Barrick Gold Corp. (TSX: ABX)(NYSE: ABX) and Teck Resources Ltd. (TSX: TCK.B)(NYSE: TCK) are two of Canada’s most beaten-down stocks. Over the past three years, Barrick and Teck shares have fallen by 66% and 39%, respectively.
Granted, these two companies are in different industries: Teck does not own any gold mines. But there are plenty of similarities between the two. And on that note, below are three reasons why you shouldn’t buy either of their shares.
1. A poor track record
Among gold miners, few have as bad a track record as Barrick. To illustrate, if you had bought Barrick shares 10 years ago, you would have lost 1.3% of your investment each year, on average. Conversely, if you had decided to buy gold itself at that time, you would have tripled your money by now. Barrick’s mistakes are well known, and include an ill-fated hedging strategy, poor acquisitions, and operational mishaps. Even with new management, the company has yet to prove it can create lasting shareholder value.
Likewise, Teck has also made mistakes, most notably its 2008 acquisition of Fording Coal. The move came right before the financial crisis, plunging the company into financial trouble. Although Teck has since recovered, the acquisition is still widely regarded as a mistake. And unlike at Barrick, the CEO who made that acquisition, Don Lindsay, is still in charge.
2. Too dispersed
As for Barrick, this should come as no surprise. The company has grown very quickly by acquisition, especially in the past decade, and as a result has 16 gold and three copper properties. More importantly, it has resulted in an overstretched balance sheet, which has forced the company to scale itself down. And despite the company’s best efforts recently, net debt is still above $10 billion, about two-thirds of equity. That debt load will continue to be a major hindrance.
Teck’s balance sheet is more under control than Barrick’s, with only $5.6 billion of net debt, less than a third of equity. But Teck is still overly dispersed, with coal, copper, zinc, and oil properties. The company has made no secret about why it is involved in so many commodities — it wants to be a diversified mining powerhouse. But this kind of strategy is rarely good for shareholders; it’s usually better to see each company specialize in what it does best. Investors can then get diversification from buying different stocks.
3. Governance issues
This should also be a concern at both companies. Over at Barrick, Chairman John Thornton now has CEO duties as well. This dual role can often be dicey, because so much power is in the hands of one individual. Shareholders better hope he does a good job and doesn’t overpay himself.

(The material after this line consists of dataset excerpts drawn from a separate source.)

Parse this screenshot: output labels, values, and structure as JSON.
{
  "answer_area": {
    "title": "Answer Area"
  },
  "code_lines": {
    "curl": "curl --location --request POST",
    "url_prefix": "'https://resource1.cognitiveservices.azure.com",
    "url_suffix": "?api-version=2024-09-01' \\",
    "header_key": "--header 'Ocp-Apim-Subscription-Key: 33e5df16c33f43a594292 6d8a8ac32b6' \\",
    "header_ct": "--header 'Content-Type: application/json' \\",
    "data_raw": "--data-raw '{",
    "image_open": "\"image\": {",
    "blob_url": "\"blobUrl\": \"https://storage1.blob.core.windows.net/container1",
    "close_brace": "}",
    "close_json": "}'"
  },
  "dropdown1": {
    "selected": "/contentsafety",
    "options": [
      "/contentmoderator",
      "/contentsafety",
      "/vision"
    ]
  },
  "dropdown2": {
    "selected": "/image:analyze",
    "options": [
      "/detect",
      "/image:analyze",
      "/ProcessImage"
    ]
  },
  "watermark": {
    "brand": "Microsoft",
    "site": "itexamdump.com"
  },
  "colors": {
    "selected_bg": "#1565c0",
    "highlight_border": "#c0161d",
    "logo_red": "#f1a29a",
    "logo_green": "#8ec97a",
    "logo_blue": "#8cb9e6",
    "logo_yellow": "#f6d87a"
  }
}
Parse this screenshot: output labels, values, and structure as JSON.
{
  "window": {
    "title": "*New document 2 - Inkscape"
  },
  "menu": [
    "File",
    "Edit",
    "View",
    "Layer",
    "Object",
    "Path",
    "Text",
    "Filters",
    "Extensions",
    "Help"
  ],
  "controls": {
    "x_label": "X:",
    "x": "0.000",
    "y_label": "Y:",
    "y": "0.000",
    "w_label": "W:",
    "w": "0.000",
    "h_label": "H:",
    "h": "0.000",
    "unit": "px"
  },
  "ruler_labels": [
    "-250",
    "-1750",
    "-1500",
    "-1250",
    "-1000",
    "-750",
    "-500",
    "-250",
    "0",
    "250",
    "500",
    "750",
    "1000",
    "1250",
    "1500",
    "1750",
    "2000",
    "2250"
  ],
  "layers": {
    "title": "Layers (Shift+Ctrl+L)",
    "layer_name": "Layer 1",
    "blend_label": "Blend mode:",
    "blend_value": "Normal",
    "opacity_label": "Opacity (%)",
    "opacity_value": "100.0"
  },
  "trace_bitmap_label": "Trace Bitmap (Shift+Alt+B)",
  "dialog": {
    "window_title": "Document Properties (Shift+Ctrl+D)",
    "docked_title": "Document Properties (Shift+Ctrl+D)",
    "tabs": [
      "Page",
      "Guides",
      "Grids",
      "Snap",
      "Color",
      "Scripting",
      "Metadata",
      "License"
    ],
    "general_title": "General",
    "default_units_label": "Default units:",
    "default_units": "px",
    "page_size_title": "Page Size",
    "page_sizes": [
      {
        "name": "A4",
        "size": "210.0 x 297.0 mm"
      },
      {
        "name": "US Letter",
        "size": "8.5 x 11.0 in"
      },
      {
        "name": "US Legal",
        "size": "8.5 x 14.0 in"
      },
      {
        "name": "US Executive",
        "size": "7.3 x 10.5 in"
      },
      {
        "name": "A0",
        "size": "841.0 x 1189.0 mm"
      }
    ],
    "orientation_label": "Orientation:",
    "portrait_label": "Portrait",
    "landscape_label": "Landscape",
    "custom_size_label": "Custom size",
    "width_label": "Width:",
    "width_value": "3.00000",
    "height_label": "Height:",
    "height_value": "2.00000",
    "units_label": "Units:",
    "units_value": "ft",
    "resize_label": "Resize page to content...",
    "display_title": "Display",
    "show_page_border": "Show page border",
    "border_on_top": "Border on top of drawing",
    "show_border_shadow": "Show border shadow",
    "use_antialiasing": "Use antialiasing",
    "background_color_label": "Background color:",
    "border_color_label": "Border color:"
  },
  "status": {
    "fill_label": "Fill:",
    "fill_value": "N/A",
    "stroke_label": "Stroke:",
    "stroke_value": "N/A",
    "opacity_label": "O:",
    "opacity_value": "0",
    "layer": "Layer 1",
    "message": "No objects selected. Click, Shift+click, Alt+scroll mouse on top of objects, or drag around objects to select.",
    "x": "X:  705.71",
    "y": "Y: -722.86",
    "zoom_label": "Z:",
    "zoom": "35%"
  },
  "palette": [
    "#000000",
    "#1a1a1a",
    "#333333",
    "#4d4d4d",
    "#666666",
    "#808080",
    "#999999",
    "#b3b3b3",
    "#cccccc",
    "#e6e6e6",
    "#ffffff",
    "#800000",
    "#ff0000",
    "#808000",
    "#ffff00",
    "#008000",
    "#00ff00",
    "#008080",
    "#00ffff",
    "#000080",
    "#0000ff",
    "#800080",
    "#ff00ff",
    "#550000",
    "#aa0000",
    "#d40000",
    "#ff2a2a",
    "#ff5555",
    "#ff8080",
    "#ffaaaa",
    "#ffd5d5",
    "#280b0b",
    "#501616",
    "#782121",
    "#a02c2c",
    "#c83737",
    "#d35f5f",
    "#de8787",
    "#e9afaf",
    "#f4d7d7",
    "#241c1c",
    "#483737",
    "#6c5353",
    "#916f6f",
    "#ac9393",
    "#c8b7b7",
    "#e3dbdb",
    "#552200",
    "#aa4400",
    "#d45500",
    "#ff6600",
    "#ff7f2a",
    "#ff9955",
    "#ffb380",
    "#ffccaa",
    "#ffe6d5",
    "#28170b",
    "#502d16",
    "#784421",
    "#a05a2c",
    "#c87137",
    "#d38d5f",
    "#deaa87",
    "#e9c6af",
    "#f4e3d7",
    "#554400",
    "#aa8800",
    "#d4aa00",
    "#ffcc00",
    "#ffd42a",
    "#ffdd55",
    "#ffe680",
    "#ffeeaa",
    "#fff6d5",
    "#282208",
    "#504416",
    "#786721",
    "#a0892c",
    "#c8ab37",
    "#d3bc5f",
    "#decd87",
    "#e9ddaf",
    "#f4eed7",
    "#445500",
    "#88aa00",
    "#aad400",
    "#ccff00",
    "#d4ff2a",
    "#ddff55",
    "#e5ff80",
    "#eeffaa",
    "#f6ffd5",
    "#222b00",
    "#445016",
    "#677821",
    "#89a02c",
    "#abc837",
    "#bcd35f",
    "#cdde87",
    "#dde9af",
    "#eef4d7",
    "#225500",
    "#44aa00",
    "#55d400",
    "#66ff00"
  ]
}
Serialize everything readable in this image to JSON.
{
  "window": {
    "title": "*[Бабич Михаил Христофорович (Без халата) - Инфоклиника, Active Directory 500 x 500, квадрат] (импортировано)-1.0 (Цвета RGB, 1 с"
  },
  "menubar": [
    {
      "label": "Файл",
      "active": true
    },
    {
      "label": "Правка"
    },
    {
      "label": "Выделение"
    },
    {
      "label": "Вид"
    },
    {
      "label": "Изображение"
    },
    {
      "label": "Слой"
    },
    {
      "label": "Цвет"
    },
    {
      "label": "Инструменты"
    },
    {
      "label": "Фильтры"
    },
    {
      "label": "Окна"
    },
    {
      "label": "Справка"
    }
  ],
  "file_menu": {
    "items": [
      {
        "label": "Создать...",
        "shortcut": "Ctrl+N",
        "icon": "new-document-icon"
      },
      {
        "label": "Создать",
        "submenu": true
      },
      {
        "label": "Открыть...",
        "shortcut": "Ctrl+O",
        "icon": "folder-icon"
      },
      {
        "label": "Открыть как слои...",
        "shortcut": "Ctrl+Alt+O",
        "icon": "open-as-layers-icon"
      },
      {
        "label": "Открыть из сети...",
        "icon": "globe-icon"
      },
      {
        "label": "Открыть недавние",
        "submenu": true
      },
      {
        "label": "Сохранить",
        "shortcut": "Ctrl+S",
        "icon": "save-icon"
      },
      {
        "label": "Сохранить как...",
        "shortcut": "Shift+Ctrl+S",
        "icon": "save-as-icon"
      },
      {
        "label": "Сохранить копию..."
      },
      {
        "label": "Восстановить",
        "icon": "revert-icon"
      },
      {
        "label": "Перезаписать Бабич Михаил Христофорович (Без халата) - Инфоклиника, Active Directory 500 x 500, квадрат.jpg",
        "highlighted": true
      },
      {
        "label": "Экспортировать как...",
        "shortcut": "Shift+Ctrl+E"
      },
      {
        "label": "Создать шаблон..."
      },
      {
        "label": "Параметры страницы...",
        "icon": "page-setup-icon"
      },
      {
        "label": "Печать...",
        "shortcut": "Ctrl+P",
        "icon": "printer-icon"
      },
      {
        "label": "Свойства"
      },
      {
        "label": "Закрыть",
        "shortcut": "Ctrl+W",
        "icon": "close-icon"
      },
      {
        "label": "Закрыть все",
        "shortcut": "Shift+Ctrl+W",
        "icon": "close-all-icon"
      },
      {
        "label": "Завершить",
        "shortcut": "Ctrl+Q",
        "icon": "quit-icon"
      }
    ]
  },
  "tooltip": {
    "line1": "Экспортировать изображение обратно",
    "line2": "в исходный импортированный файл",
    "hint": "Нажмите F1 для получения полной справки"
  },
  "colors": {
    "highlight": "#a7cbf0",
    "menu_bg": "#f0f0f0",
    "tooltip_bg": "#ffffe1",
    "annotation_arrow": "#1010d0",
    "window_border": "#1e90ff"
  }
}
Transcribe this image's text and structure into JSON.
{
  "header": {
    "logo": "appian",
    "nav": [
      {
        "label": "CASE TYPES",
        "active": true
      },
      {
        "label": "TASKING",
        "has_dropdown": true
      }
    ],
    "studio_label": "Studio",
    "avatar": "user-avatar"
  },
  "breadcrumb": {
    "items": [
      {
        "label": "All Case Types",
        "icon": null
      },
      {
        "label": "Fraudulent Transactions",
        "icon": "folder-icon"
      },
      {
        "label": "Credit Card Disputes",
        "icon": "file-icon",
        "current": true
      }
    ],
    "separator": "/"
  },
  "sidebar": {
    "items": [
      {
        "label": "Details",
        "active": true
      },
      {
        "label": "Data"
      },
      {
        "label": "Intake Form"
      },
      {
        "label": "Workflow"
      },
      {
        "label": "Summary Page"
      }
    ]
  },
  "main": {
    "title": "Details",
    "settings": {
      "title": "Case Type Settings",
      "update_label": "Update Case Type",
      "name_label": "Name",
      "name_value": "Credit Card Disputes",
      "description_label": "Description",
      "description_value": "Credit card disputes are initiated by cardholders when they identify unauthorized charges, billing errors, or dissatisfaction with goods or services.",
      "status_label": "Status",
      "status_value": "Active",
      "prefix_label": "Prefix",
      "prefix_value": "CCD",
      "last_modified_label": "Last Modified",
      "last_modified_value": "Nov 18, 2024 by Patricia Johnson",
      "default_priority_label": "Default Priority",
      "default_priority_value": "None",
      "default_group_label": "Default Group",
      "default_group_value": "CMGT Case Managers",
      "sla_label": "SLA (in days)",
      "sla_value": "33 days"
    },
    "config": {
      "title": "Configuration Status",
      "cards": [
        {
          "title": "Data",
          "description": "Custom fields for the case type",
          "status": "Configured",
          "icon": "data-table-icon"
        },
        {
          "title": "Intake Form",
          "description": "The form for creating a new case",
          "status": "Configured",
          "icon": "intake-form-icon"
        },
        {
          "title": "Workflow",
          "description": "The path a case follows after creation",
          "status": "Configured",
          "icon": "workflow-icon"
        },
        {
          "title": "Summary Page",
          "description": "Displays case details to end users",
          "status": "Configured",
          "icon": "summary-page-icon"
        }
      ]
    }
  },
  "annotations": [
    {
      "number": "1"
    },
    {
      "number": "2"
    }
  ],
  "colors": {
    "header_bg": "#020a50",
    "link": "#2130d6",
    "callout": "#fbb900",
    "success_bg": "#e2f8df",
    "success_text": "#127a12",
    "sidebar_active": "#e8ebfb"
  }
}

At Teck, there are concerns as well, primarily because of the company’s dual-class share structure (hence the “.B” in the ticker symbol). As it stands, the Class A shares come with 100 votes each, while the Class B shares (which the rest of us must buy) carry only one vote. So what does this mean? Well, it means that Class A shareholders, who hold only 1.6% of the economic interest, are able to control the entire company. This hardly seems fair, or democratic — especially for an underperforming company. Your best bet is to not get involved.